Source: Teachers College Record, Volume 112 Number 2, 2010, p. 488-508.

Background
Prior work on Hannah Arendt and education has focused on democratic education, multicultural education, and conservatism in education. Most of these studies have concentrated on her essay, “The Crisis in Education.” While this study extends that work, it does so by taking up the lesser studied but equally relevant piece, “Reflections on Little Rock.” Furthermore, sparse attention has been paid to Arendt’s work on thinking in relation to work on education. This piece seeks to fill these gaps in the scholarship on Arendt and education.

Research Question

Following Arendt, The author’s inquiry is concerned with what we might call “the life of the student mind.” Two central questions guide this inquiry: What are students qua students doing that prepares them in advance for renewing a common world?
How, as students, are they engaged with the world without being asked to take responsibility for it?

Research Design
This study is a comparative exegesis of Arendt, reading her early essays, “Reflections on Little Rock” and “The Crisis in Education,” through the lens of Thinking, the first volume of her final and posthumously published work, The Life of the Mind. The study is heavily supported by research conducted in the Arendt digital archives.

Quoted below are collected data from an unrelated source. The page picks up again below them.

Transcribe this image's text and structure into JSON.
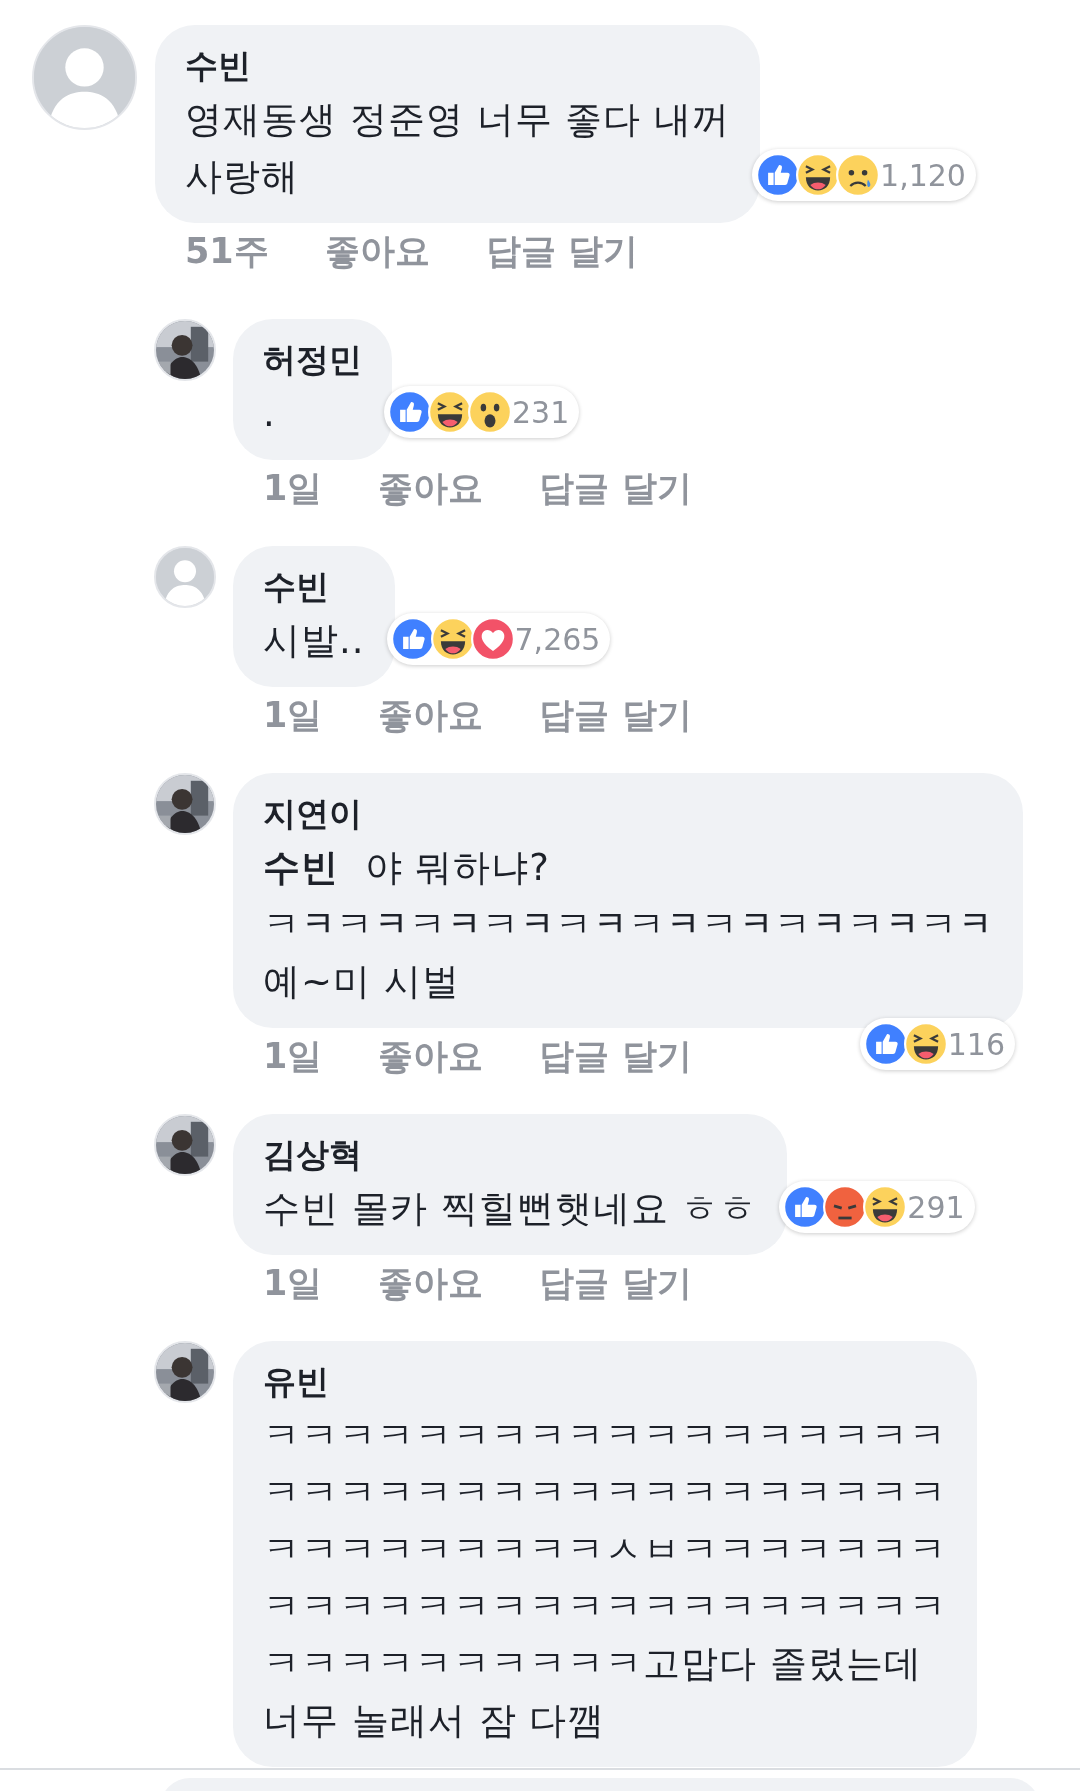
{
  "comments": [
    {
      "avatar": {
        "kind": "default"
      },
      "name": "수빈",
      "lines": [
        "영재동생 정준영 너무 좋다 내꺼",
        "사랑해"
      ],
      "reactions": {
        "kind": "beside",
        "icons": [
          {
            "kind": "like"
          },
          {
            "kind": "haha"
          },
          {
            "kind": "sad"
          }
        ],
        "count": "1,120"
      },
      "time": "51주",
      "like_label": "좋아요",
      "reply_label": "답글 달기",
      "replies": [
        {
          "avatar": {
            "kind": "picture"
          },
          "name": "허정민",
          "lines": [
            "."
          ],
          "reactions": {
            "kind": "beside",
            "icons": [
              {
                "kind": "like"
              },
              {
                "kind": "haha"
              },
              {
                "kind": "wow"
              }
            ],
            "count": "231"
          },
          "time": "1일",
          "like_label": "좋아요",
          "reply_label": "답글 달기"
        },
        {
          "avatar": {
            "kind": "default"
          },
          "name": "수빈",
          "lines": [
            "시발.."
          ],
          "reactions": {
            "kind": "beside",
            "icons": [
              {
                "kind": "like"
              },
              {
                "kind": "haha"
              },
              {
                "kind": "love"
              }
            ],
            "count": "7,265"
          },
          "time": "1일",
          "like_label": "좋아요",
          "reply_label": "답글 달기"
        },
        {
          "avatar": {
            "kind": "picture"
          },
          "name": "지연이",
          "lines": [
            "**수빈**  야 뭐하냐?",
            "ㅋﾻㅋﾻㅋﾻㅋﾻㅋﾻㅋﾻㅋﾻㅋﾻㅋﾻㅋﾻ",
            "예~미 시벌"
          ],
          "reactions": {
            "kind": "under",
            "icons": [
              {
                "kind": "like"
              },
              {
                "kind": "haha"
              }
            ],
            "count": "116"
          },
          "time": "1일",
          "like_label": "좋아요",
          "reply_label": "답글 달기"
        },
        {
          "avatar": {
            "kind": "picture"
          },
          "name": "김상혁",
          "lines": [
            "수빈 몰카 찍힐뻔햇네요 ㅎㅎ"
          ],
          "reactions": {
            "kind": "beside",
            "icons": [
              {
                "kind": "like"
              },
              {
                "kind": "angry"
              },
              {
                "kind": "haha"
              }
            ],
            "count": "291"
          },
          "time": "1일",
          "like_label": "좋아요",
          "reply_label": "답글 달기"
        },
        {
          "avatar": {
            "kind": "picture"
          },
          "name": "유빈",
          "lines": [
            "ㅋㅋㅋㅋㅋㅋㅋㅋㅋㅋㅋㅋㅋㅋㅋㅋㅋㅋ",
            "ㅋㅋㅋㅋㅋㅋㅋㅋㅋㅋㅋㅋㅋㅋㅋㅋㅋㅋ",
            "ㅋㅋㅋㅋㅋㅋㅋㅋㅋㅅㅂㅋㅋㅋㅋㅋㅋㅋ",
            "ㅋㅋㅋㅋㅋㅋㅋㅋㅋㅋㅋㅋㅋㅋㅋㅋㅋㅋ",
            "ㅋㅋㅋㅋㅋㅋㅋㅋㅋㅋ고맙다 졸렸는데",
            "너무 놀래서 잠 다깸"
          ]
        }
      ]
    }
  ]
}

Conclusions/Recommendations

This exegesis reveals new insights into Arendt’s mapping of the educational sphere and the principal activity taking place therein, namely, educational thinking.

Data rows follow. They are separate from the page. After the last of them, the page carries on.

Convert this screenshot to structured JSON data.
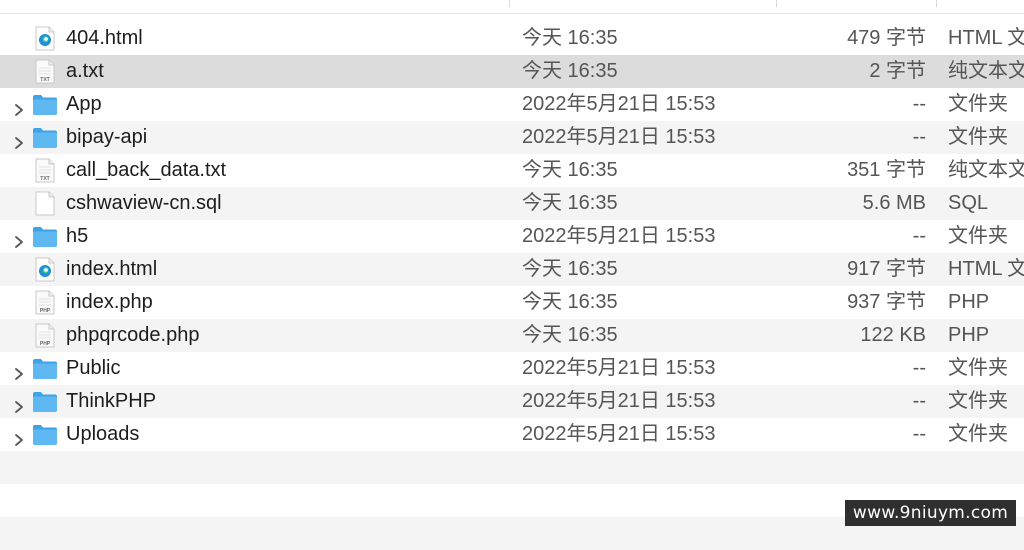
{
  "files": [
    {
      "name": "404.html",
      "date": "今天 16:35",
      "size": "479 字节",
      "kind": "HTML 文",
      "type": "html",
      "folder": false,
      "icon": "edge-html-icon"
    },
    {
      "name": "a.txt",
      "date": "今天 16:35",
      "size": "2 字节",
      "kind": "纯文本文",
      "type": "txt",
      "folder": false,
      "selected": true,
      "icon": "txt-file-icon",
      "badge": "TXT"
    },
    {
      "name": "App",
      "date": "2022年5月21日 15:53",
      "size": "--",
      "kind": "文件夹",
      "type": "folder",
      "folder": true,
      "icon": "folder-icon"
    },
    {
      "name": "bipay-api",
      "date": "2022年5月21日 15:53",
      "size": "--",
      "kind": "文件夹",
      "type": "folder",
      "folder": true,
      "icon": "folder-icon"
    },
    {
      "name": "call_back_data.txt",
      "date": "今天 16:35",
      "size": "351 字节",
      "kind": "纯文本文",
      "type": "txt",
      "folder": false,
      "icon": "txt-file-icon",
      "badge": "TXT"
    },
    {
      "name": "cshwaview-cn.sql",
      "date": "今天 16:35",
      "size": "5.6 MB",
      "kind": "SQL",
      "type": "blank",
      "folder": false,
      "icon": "blank-file-icon"
    },
    {
      "name": "h5",
      "date": "2022年5月21日 15:53",
      "size": "--",
      "kind": "文件夹",
      "type": "folder",
      "folder": true,
      "icon": "folder-icon"
    },
    {
      "name": "index.html",
      "date": "今天 16:35",
      "size": "917 字节",
      "kind": "HTML 文",
      "type": "html",
      "folder": false,
      "icon": "edge-html-icon"
    },
    {
      "name": "index.php",
      "date": "今天 16:35",
      "size": "937 字节",
      "kind": "PHP",
      "type": "php",
      "folder": false,
      "icon": "php-file-icon",
      "badge": "PHP"
    },
    {
      "name": "phpqrcode.php",
      "date": "今天 16:35",
      "size": "122 KB",
      "kind": "PHP",
      "type": "php",
      "folder": false,
      "icon": "php-file-icon",
      "badge": "PHP"
    },
    {
      "name": "Public",
      "date": "2022年5月21日 15:53",
      "size": "--",
      "kind": "文件夹",
      "type": "folder",
      "folder": true,
      "icon": "folder-icon"
    },
    {
      "name": "ThinkPHP",
      "date": "2022年5月21日 15:53",
      "size": "--",
      "kind": "文件夹",
      "type": "folder",
      "folder": true,
      "icon": "folder-icon"
    },
    {
      "name": "Uploads",
      "date": "2022年5月21日 15:53",
      "size": "--",
      "kind": "文件夹",
      "type": "folder",
      "folder": true,
      "icon": "folder-icon"
    }
  ],
  "watermark": "www.9niuym.com",
  "colors": {
    "folder": "#5fb8f2",
    "folder_dark": "#3ea2e6",
    "selected_row": "#dcdcdc",
    "alt_row": "#f4f4f5"
  }
}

The close comparative reading of Arendt’s early and later work produces a philosophical construction of the educational sphere as a liminal zone between past and future, a gap between the private sphere of the home, and the political sphere of the public realm.
In turn, the primary result of this study is the articulation of a distinctly Arendtian conception of educational thinking as occurring in an existential space of solitude where students, withdrawn from the continuity of everyday life, engage in an activity that enables them to reflect upon and critically reimagine the world and thereby prepare for world-caring.

References
Arendt, H. (1959), 'Reflections on Little Rock', Dissent 6(1), pp. 45–56.

Hannah Arendt, "The Crisis in Education" in Between Past and Future:
Six exercises in political thought
(New York: Viking, 1961).

Arendt, Hannah, “Thinking”, The Life of the Mind, , Volume I, New York: Harvest, 1981.